Executive Chairman of Uscom, Associate Professor Rob Phillips said “Uscom is now a technologic leader in the in the $5B worldwide hypertension market, an entirely new revenue source for the company. The BP+ development has been a significant cash flow cost over the last 3 years, but now investors are poised to yield from this commercial opportunity, the scale of which is yet to be determined. We are incredibly proud of the Uscom BP+ and BP+ Reporter and the effectiveness with which we have brought them to market. Hypertension occurs in approximately 1 in 3 adults worldwide and less than 50% have their disease controlled when monitored using current subsystolic technology; the BP+ has been developed to improve this. The path to market for the BP+ like much world leading science, has taken longer and cost more to develop than anticipated, requiring the most diligent and rigorous scientific focus by our team over nearly five years.

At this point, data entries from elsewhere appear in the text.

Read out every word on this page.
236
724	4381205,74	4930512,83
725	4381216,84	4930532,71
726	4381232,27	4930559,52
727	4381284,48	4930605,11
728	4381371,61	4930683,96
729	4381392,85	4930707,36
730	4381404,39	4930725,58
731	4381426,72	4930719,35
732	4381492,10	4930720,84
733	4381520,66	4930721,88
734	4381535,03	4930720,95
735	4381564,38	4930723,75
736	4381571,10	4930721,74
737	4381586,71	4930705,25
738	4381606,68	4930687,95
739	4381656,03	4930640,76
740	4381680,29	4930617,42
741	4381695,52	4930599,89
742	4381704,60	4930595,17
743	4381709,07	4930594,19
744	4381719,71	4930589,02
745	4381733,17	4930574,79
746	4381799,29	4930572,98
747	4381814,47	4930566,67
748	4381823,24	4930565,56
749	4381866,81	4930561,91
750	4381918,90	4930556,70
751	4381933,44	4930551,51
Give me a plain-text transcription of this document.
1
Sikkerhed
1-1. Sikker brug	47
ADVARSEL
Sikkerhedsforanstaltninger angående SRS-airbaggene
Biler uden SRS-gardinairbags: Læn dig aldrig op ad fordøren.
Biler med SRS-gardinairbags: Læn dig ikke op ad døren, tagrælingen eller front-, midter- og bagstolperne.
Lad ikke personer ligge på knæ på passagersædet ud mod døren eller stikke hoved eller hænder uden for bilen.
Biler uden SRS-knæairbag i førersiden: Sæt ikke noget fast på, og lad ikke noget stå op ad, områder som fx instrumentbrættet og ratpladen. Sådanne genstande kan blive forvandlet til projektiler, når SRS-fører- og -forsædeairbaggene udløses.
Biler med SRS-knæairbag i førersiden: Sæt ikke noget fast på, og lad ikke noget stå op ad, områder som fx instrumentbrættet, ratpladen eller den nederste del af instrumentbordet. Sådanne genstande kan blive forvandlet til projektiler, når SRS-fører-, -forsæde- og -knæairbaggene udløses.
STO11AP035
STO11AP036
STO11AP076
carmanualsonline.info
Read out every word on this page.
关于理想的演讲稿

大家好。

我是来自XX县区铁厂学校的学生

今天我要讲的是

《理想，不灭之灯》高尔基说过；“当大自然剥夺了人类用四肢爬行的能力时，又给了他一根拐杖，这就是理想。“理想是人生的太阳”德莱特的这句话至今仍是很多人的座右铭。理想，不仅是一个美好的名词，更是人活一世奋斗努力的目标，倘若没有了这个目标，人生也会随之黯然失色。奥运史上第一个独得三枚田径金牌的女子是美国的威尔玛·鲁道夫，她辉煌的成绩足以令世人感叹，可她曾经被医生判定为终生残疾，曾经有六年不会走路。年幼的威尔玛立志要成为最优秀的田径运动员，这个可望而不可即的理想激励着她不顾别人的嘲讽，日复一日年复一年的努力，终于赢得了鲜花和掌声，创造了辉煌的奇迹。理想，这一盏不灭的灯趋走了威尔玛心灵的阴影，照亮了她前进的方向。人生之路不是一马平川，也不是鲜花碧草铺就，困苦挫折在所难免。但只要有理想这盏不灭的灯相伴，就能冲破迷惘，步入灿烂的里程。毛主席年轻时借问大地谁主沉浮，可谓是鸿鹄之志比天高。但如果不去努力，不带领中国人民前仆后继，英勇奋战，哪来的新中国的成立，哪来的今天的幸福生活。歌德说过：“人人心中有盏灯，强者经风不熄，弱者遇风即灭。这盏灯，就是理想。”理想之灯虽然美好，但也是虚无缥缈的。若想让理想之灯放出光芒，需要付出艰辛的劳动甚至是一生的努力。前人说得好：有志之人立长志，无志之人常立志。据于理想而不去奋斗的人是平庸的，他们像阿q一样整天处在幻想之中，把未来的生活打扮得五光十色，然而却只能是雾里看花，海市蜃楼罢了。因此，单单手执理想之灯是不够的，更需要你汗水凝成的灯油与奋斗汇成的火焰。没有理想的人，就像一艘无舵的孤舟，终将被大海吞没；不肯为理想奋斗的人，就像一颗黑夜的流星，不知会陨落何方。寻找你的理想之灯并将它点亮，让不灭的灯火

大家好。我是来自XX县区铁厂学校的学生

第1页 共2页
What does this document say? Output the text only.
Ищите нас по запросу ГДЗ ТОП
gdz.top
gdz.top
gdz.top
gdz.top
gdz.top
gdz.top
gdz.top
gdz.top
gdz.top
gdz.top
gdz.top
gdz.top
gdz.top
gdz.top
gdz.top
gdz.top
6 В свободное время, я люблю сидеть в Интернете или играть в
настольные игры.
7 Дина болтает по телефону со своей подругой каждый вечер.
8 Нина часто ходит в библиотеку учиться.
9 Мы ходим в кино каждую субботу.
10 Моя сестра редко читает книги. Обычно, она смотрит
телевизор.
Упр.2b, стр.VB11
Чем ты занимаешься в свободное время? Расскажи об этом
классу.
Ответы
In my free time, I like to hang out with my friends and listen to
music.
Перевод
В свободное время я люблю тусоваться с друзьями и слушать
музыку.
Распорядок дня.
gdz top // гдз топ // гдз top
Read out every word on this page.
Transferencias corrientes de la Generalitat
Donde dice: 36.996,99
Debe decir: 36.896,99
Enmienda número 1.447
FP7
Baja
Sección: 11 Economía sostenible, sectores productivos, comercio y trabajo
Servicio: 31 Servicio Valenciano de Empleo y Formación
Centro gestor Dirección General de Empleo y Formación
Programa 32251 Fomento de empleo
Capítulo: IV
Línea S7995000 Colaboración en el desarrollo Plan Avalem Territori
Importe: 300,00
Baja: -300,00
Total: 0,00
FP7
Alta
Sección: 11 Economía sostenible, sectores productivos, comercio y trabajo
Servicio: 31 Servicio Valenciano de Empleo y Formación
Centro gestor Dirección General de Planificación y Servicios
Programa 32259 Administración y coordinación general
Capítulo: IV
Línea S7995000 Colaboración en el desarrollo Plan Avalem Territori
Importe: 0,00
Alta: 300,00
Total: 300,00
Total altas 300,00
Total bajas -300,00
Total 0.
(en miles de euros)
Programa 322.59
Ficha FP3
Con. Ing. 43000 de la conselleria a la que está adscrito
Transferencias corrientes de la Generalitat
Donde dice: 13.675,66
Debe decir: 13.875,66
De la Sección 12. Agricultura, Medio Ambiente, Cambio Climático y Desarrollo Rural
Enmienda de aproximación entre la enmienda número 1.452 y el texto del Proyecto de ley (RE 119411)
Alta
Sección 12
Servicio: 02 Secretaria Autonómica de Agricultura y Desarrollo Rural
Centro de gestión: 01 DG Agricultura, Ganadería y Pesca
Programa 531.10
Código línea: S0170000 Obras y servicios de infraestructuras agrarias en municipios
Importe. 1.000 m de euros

The BP+ can be used as a standalone technology for improved hypertension care, or accompanied by the BP+ Reporter for more detailed and specialised applications such as pre-eclampsia and heart failure.”

Simple cuff measured BP monitoring of the arm has been a cornerstone of clinical medicine since 1896, and arm pressure used as a proxy for BP at the heart ever since. However the latest research has confirmed that central BP is superior to arm BP for diagnosis, therapeutic guidance and risk prediction, causing excitement among clinicians and an emerging interest in monitoring central BP. Some devices measure arm and wrist pressure with a cuff or tonometer and then estimate the central BP from this using a generalised transfer function. However this approach is based on and limited by the relative inaccuracy of the subsystolic arm measurement, while the patent protected Uscom BP+ method is novel in making non-invasive and direct pressure measurements into the heart while the arm arteries are occluded allowing for more direct and accurate measurements of BP at the heart.